As part of the Polar Explorer Programme, data from Boaty and the RRS Sir David Attenborough was used in an online educational resource package. Videos and images were provided to primary and secondary school teachers in the UK to enrich STEM learning, and also to the public.

On 28 December 2017, "Boaty" was featured as a "Jeopardy!" category.

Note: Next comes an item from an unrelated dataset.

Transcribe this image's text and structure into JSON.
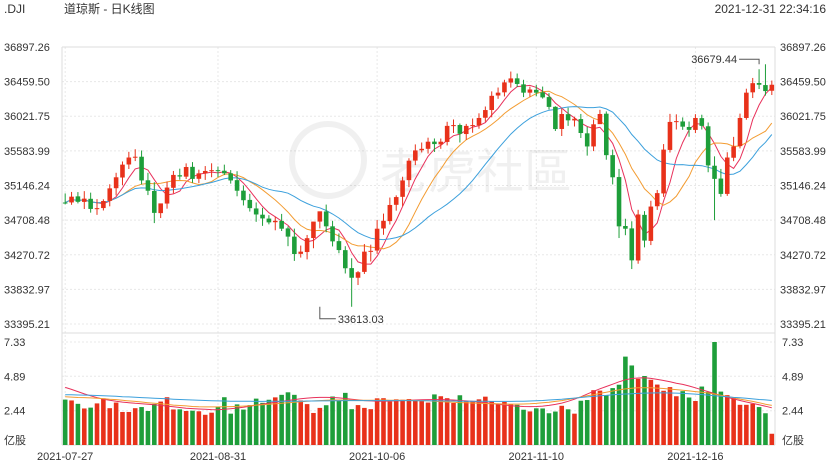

During January and February 2018, Boaty completed her first mission under-ice. She was deployed in the southern section of the Weddell Sea, spending a total of 51 hours under the Antarctic ice. Part of the Filchner Ice Shelf System Project, she travelled a total of 108 km and reached water depths of 944 m during the mission. Boaty spent 20 hours underneath a 550 m thick section of ice shelf.

In August 2024, she completed a 2000 km voyage from Iceland to Scotland, taking 55 days. She was being used in a research project to investigate the carbon pump effect.